Dipole-Mode Spectrum and Hydrodynamic Crossover in a Resonantly Interacting Two-Species Fermion Mixture
Zhu-Xiong Ye, Alberto Canali, Chun-Kit Wong, Marian Kreyer, Emil Kirilov, Rudolf Grimm
TL;DR
We address how energy- and momentum-transport arise in a mass-imbalanced two-species Fermi gas as interspecies interactions are tuned through a resonant s-wave channel. The authors combine a simple center-of-mass friction-and-mean-field model with precision two-species dipole-mode spectroscopy in a Dy-K mixture to characterize the collisionless-to-hydrodynamic crossover across a Feshbach resonance. They observe a persistent crossover mode and a second mode that splits into two purely damped modes in the hydrodynamic regime; among these, a fast-damping mode provides a precise measure of interspecies drag, and a microscopic friction coefficient is extracted, showing universal behavior on resonance.

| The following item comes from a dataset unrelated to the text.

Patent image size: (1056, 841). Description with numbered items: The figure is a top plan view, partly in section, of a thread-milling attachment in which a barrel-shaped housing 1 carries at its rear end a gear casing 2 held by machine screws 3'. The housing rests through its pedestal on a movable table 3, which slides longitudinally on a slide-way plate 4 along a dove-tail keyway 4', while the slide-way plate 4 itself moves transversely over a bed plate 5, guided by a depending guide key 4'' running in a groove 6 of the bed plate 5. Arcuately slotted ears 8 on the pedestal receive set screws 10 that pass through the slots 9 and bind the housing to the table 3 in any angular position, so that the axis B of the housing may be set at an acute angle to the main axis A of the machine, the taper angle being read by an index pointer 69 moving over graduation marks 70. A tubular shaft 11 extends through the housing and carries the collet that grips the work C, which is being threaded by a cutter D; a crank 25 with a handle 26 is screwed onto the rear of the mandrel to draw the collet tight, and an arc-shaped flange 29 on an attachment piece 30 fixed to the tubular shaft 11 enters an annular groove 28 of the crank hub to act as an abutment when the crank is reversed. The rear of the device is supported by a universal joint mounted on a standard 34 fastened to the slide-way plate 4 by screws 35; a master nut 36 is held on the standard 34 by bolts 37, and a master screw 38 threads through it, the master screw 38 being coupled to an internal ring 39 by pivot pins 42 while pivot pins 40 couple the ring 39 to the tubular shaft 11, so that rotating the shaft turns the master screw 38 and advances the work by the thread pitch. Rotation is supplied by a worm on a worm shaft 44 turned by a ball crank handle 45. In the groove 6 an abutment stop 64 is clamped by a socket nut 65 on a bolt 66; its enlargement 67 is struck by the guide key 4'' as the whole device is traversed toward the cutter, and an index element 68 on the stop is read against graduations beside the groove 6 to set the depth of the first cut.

Overall, the work provides a quantitative framework for hydrodynamic transport in resonantly interacting two-component Fermi gases and establishes a versatile spectroscopic tool for exploring strongly correlated states in mass-imbalanced mixtures.
Abstract
Ultracold quantum-gas mixtures of fermionic atoms with resonant control of interactions offer a unique test-bed to explore few- and many-body quantum states with unconventional properties. The emergence of such strongly correlated systems, as for instance symmetry-broken superfluids, is usually accompanied by hydrodynamic collective behavior. Thus, experimental progress in this field naturally requires a deep understanding of hydrodynamic regimes. Here, we report on experiments employing a tunable Fermi-Fermi mixture of $^{161}$Dy and $^{40}$K near quantum degeneracy. We investigate the full spectrum of dipole modes across a Feshbach resonance and characterize the crossover from collisionless to deep hydrodynamic behavior in measurements of frequencies and damping rates. We compare our results with a theoretical model that considers the motion of the mass centers of the two species and we identify the contributions of friction and mean-field interaction. We show that one oscillating mode exists over the whole range of interactions, exhibiting striking changes of frequency and damping in the deep hydrodynamic regime. We observe the second oscillating mode to split into two purely exponential damping modes. One of these exponential modes shows very fast damping, faster than any other relevant timescale, and is largely insensitive against experimental imperfections. It provides an accurate measure for the interspecies drag effect, which generalizes the concept of spin drag explored in other experiments. We characterize the interspecies drag locally in terms of a microscopic friction coefficient and we discuss its unitarity-limited universal behavior on top of the resonance.